To play extemporaneously, especially by inventing variations on a melody or creating new melodies in accordance with a set progression of chords.
On paper, that sounds fairly straightforward.
But does it really explain what improvisation feels like when you’re actually sitting at a piano?
So What Does Improvisation Really Mean?
I’ve been playing the piano for over 25 years, and it’s only in the last decade or so that I’ve really started improvising in a meaningful way.
Before looking up the definition, I already had my own idea of what it meant.
Like most musicians, I assumed improvisation simply meant:
“Making it up on the spot.”
And I think if you asked most musicians, they would probably say the same thing.
But is that actually true?
Are we really creating everything from nothing in the moment?
The Illusion of “Making It Up”
I’m a keen blues and boogie woogie player, and I’ve played many gigs over the years in pubs and live venues where the audience is just enjoying a good night out.
At certain points in a solo, people react—sometimes with real excitement.
They hear something that sounds spontaneous, expressive, and in the moment.
But here’s the question:
Do they realise I’ve probably played those exact ideas before?
Do they know that I’ve practised those phrases, variations, and patterns over many years?
Most of the time, the answer is no.
So Is It Really “No Preparation”?
This is where the definition starts to feel a bit misleading.
Because in reality:
- I didn’t learn improvisation overnight
- I didn’t walk into a gig with no preparation
- I spent years building the vocabulary I now use
So how can improvisation be described as requiring “little or no preparation”?
It can’t—at least not in the way people often assume.
What is true is this:
I can sit down with a band I’ve never played with before, in a key I’m given on the spot, listen for a few bars, and join in immediately.
No rehearsal.

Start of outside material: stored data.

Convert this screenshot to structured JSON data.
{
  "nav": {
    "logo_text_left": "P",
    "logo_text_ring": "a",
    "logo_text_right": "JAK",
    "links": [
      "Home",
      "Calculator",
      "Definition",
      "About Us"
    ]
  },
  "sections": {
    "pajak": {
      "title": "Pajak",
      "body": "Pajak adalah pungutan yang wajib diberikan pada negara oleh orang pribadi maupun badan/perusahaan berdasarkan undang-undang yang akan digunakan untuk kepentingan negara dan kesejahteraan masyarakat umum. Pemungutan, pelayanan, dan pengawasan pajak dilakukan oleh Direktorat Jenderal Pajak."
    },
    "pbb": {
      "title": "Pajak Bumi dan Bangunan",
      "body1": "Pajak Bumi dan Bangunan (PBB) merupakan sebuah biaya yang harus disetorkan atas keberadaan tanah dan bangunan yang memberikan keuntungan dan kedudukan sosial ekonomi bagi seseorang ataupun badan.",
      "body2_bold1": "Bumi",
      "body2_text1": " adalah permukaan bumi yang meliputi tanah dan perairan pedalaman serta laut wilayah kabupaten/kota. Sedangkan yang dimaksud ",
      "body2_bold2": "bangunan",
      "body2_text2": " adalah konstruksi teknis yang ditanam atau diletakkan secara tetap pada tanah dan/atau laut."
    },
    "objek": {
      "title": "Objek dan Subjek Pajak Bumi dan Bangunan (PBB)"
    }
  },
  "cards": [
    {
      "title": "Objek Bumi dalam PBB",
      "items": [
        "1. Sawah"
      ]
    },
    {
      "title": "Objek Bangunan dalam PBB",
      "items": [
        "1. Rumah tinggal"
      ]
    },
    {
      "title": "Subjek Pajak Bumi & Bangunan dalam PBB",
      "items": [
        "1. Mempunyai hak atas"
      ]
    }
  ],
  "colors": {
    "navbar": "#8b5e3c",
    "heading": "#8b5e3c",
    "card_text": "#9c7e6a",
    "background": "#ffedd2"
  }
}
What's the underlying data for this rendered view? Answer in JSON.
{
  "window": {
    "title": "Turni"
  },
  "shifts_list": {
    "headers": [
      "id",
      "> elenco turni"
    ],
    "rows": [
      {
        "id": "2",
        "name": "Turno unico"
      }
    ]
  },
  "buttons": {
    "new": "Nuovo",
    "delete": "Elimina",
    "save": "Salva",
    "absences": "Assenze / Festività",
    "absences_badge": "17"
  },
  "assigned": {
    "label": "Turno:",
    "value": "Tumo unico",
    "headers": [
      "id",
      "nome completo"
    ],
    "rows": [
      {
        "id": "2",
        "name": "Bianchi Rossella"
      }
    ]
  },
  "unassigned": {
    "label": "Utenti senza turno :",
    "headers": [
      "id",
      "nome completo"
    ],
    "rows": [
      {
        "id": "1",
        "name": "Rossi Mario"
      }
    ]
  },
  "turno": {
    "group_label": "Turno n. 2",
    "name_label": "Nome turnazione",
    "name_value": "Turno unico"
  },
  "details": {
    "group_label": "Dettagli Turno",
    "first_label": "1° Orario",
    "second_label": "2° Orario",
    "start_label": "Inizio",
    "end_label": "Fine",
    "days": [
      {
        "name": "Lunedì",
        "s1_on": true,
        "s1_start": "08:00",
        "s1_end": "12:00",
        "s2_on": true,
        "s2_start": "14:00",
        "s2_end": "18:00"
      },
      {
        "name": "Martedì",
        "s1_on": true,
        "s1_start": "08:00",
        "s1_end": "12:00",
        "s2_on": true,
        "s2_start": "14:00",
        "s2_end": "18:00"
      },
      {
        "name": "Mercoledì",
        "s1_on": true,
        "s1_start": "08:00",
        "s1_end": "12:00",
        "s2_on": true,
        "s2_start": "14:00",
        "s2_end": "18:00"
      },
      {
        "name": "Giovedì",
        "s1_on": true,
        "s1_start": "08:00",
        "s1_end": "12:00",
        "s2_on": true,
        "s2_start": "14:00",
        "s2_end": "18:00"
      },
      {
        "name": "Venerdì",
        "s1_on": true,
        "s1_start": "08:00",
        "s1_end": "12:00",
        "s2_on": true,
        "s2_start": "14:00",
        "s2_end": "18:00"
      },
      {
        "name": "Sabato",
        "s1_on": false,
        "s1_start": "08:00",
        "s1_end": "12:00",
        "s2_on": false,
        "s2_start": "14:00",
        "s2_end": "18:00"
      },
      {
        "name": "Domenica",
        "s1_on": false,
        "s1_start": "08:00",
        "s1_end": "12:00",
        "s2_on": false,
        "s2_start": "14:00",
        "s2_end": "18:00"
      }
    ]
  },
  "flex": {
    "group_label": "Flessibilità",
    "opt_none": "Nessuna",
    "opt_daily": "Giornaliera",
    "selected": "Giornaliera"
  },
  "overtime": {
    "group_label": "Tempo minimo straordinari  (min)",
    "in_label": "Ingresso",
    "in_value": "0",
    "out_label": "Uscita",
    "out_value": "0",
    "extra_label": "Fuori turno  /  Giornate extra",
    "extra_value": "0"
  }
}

No written music.
But that ability only exists because of years of preparation beforehand.
So What Am I Actually Doing?
This is the part that gets interesting.
Am I improvising?
Or am I simply drawing from a library of ideas I’ve already learned?
Most of the time, I would lean towards the second answer.
I’m not inventing everything from scratch—I’m:
- Recalling patterns
- Reworking ideas
- Adapting phrases to the moment
- Fitting known material into a new context
In other words, I’m recombining things I already know.
But Then Something Else Happens…
Every now and then, something different occurs.
In the middle of a performance—especially in a really good live moment—I find myself playing something I genuinely haven’t played before.
Not a rehearsed phrase. Not a copied idea.
Something new.
Even if it’s just a few notes in a solo, it feels fresh and unplanned.
So Was That Real Improvisation?
Yes—by any definition, that is improvisation.
Which leads to another question:
Does that mean I’m only improvising some of the time?
I don’t think so.
I think there are actually two types of improvisation happening:
Two Types of Improvisation
1. Rehearsed Improvisation
This is where you:
- Use ideas you’ve practised before
- Combine familiar patterns
- Adapt them to fit a new musical situation
It sounds spontaneous, but it’s built on memory and experience.
2. True Spontaneous Improvisation
This is rarer, but it happens when:
- You play something completely new
- It comes directly from the moment
- It hasn’t been pre-planned or practised in that form
Even experienced musicians may only experience this briefly in a performance—but it does happen.
So Which One Is It?
The truth is, improvisation is probably a mix of both.
Sometimes you’re drawing from your musical vocabulary.
Other times, you’re genuinely creating something new in real time.
And most of the time, it’s probably somewhere in between.
Final Thoughts
Improvisation sounds simple when you read the definition:
“Play with little or no preparation.”
But in reality, it’s much more complex than that.
It’s not about starting from nothing.
It’s about everything you’ve already learned—showing up at the right moment, in the right way.
So perhaps the real question isn’t:
“What is improvisation?”
But rather:
“How much preparation is hidden inside it?”